Since the onset of the pandemic in March 2020, all measures of trend inflation have increased sharply. Moreover, there appeared to be much less variability—but with two exceptions: The San Francisco Fed's two series, which have moved in opposite directions over the past year.

The table shows correlations between the alternative (geometric mean) measure and each of the six trend inflation measures noted above for the pre- and post-pandemic periods: (1) January 2012 to February 2020; and (2) March 2020 to February 2023. In the pre-pandemic period, the alternative measure has a low correlation coefficient with the San Francisco Fed's Cyclical measure and the Cleveland Fed's Median PCE measure. (These coefficients indicate a stronger positive correlation the closer they are to 1.0 and a stronger negative correlation the closer they are to –1.0.) The correlation with the other series are relatively high. This finding suggests that in the pre-pandemic period, there was some commonality across the trend inflation measures.

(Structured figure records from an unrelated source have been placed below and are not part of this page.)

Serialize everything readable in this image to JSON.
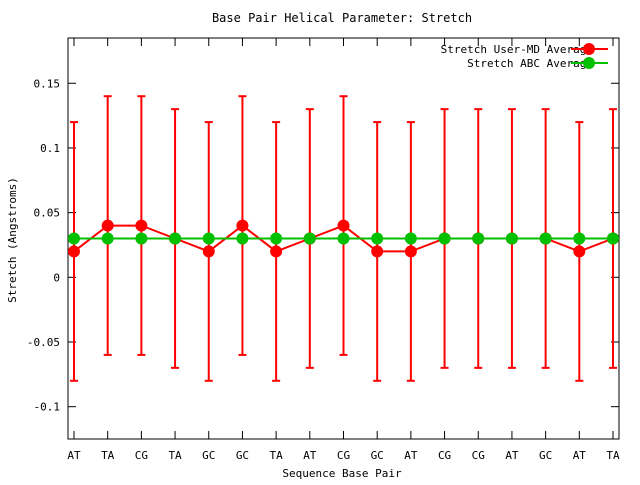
{
  "chart_data": {
    "type": "line",
    "title": "Base Pair Helical Parameter: Stretch",
    "xlabel": "Sequence Base Pair",
    "ylabel": "Stretch (Angstroms)",
    "categories": [
      "AT",
      "TA",
      "CG",
      "TA",
      "GC",
      "GC",
      "TA",
      "AT",
      "CG",
      "GC",
      "AT",
      "CG",
      "CG",
      "AT",
      "GC",
      "AT",
      "TA"
    ],
    "ylim": [
      -0.125,
      0.185
    ],
    "yticks": [
      -0.1,
      -0.05,
      0,
      0.05,
      0.1,
      0.15
    ],
    "ytick_labels": [
      "-0.1",
      "-0.05",
      "0",
      "0.05",
      "0.1",
      "0.15"
    ],
    "grid": false,
    "legend_position": "top-right",
    "series": [
      {
        "name": "Stretch User-MD Average",
        "color": "#ff0000",
        "values": [
          0.02,
          0.04,
          0.04,
          0.03,
          0.02,
          0.04,
          0.02,
          0.03,
          0.04,
          0.02,
          0.02,
          0.03,
          0.03,
          0.03,
          0.03,
          0.02,
          0.03
        ],
        "error_low": [
          -0.08,
          -0.06,
          -0.06,
          -0.07,
          -0.08,
          -0.06,
          -0.08,
          -0.07,
          -0.06,
          -0.08,
          -0.08,
          -0.07,
          -0.07,
          -0.07,
          -0.07,
          -0.08,
          -0.07
        ],
        "error_high": [
          0.12,
          0.14,
          0.14,
          0.13,
          0.12,
          0.14,
          0.12,
          0.13,
          0.14,
          0.12,
          0.12,
          0.13,
          0.13,
          0.13,
          0.13,
          0.12,
          0.13
        ]
      },
      {
        "name": "Stretch ABC Average",
        "color": "#00c000",
        "values": [
          0.03,
          0.03,
          0.03,
          0.03,
          0.03,
          0.03,
          0.03,
          0.03,
          0.03,
          0.03,
          0.03,
          0.03,
          0.03,
          0.03,
          0.03,
          0.03,
          0.03
        ]
      }
    ]
  }
}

However, since the onset of the pandemic, there has been much more commonality—what economists call co-movement—across all of the series. The correlations between the alternative and the other measures range from 0.867 for the San Francisco Fed's Acyclical measure to 0.961 for the New York Fed's Multivariate Core rate. The average correlation between the alternative and the six trend series increased from 0.61 in the pre-pandemic period to 0.91 in the post-pandemic period.

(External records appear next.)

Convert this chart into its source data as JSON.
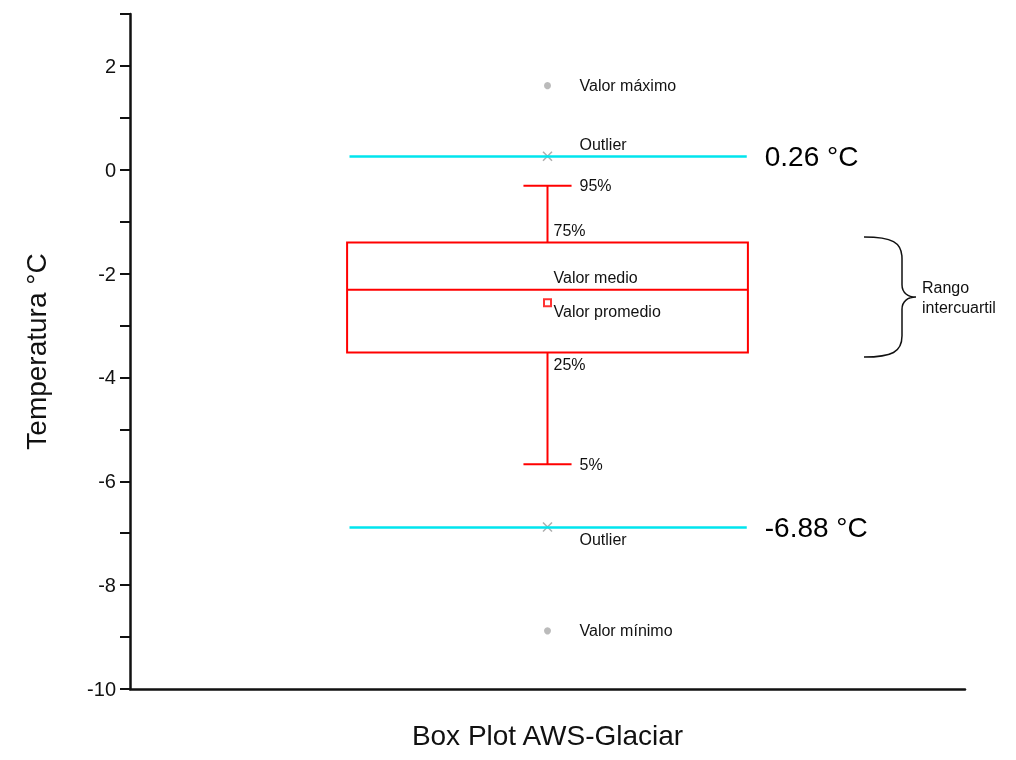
{
  "chart_data": {
    "type": "box",
    "xlabel": null,
    "ylabel": "Temperatura °C",
    "categories": [
      "Box Plot AWS-Glaciar"
    ],
    "color": "#ff0000",
    "boxes": [
      {
        "low": -5.67,
        "q1": -3.52,
        "median": -2.31,
        "q3": -1.4,
        "high": -0.31,
        "mean": -2.56,
        "outliers": [
          0.26,
          -6.88
        ]
      }
    ],
    "series": [
      {
        "type": "scatter",
        "x": [
          "Box Plot AWS-Glaciar",
          "Box Plot AWS-Glaciar"
        ],
        "values": [
          1.62,
          -8.88
        ],
        "color": "#aaaaaa"
      }
    ],
    "ylim": [
      -10,
      3
    ],
    "yticks": [
      -10,
      {
        "value": -9,
        "label": null
      },
      -8,
      {
        "value": -7,
        "label": null
      },
      -6,
      {
        "value": -5,
        "label": null
      },
      -4,
      {
        "value": -3,
        "label": null
      },
      -2,
      {
        "value": -1,
        "label": null
      },
      0,
      {
        "value": 1,
        "label": null
      },
      2,
      {
        "value": 3,
        "label": null
      }
    ],
    "ref_lines": [
      {
        "axis": "y",
        "value": 0.26,
        "label": "0.26 °C",
        "color": "#00e5ee"
      },
      {
        "axis": "y",
        "value": -6.88,
        "label": "-6.88 °C",
        "color": "#00e5ee"
      }
    ],
    "annotations": [
      {
        "text": "Valor máximo",
        "x": "Box Plot AWS-Glaciar",
        "y": 1.62
      },
      {
        "text": "Outlier",
        "x": "Box Plot AWS-Glaciar",
        "y": 0.26
      },
      {
        "text": "95%",
        "x": "Box Plot AWS-Glaciar",
        "y": -0.31
      },
      {
        "text": "75%",
        "x": "Box Plot AWS-Glaciar",
        "y": -1.4
      },
      {
        "text": "Valor medio",
        "x": "Box Plot AWS-Glaciar",
        "y": -2.31
      },
      "Valor promedio",
      {
        "text": "25%",
        "x": "Box Plot AWS-Glaciar",
        "y": -3.52
      },
      {
        "text": "5%",
        "x": "Box Plot AWS-Glaciar",
        "y": -5.67
      },
      {
        "text": "Outlier",
        "x": "Box Plot AWS-Glaciar",
        "y": -6.88
      },
      {
        "text": "Valor mínimo",
        "x": "Box Plot AWS-Glaciar",
        "y": -8.88
      },
      "Rango intercuartil"
    ]
  }
}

The final line in the table shows the correlation between the alternative measure and the core PCEPI inflation rate. In both periods, the correlation is very high, exceeding 0.97. On the face of it, this finding suggests that the core PCEPI inflation rate does a reasonably good job of capturing the information contained in the alternative (geometric mean) measure.

A final conclusion that one might draw from the chart is that both the alternative and the core PCEPI tend to be "sticky". That is, they tend to rise and fall at a much slower rate than headline inflation. If this trend continues, the headline inflation rate will not continue to fall unless there are persistent declines in the non-core or non-trend measures of inflation.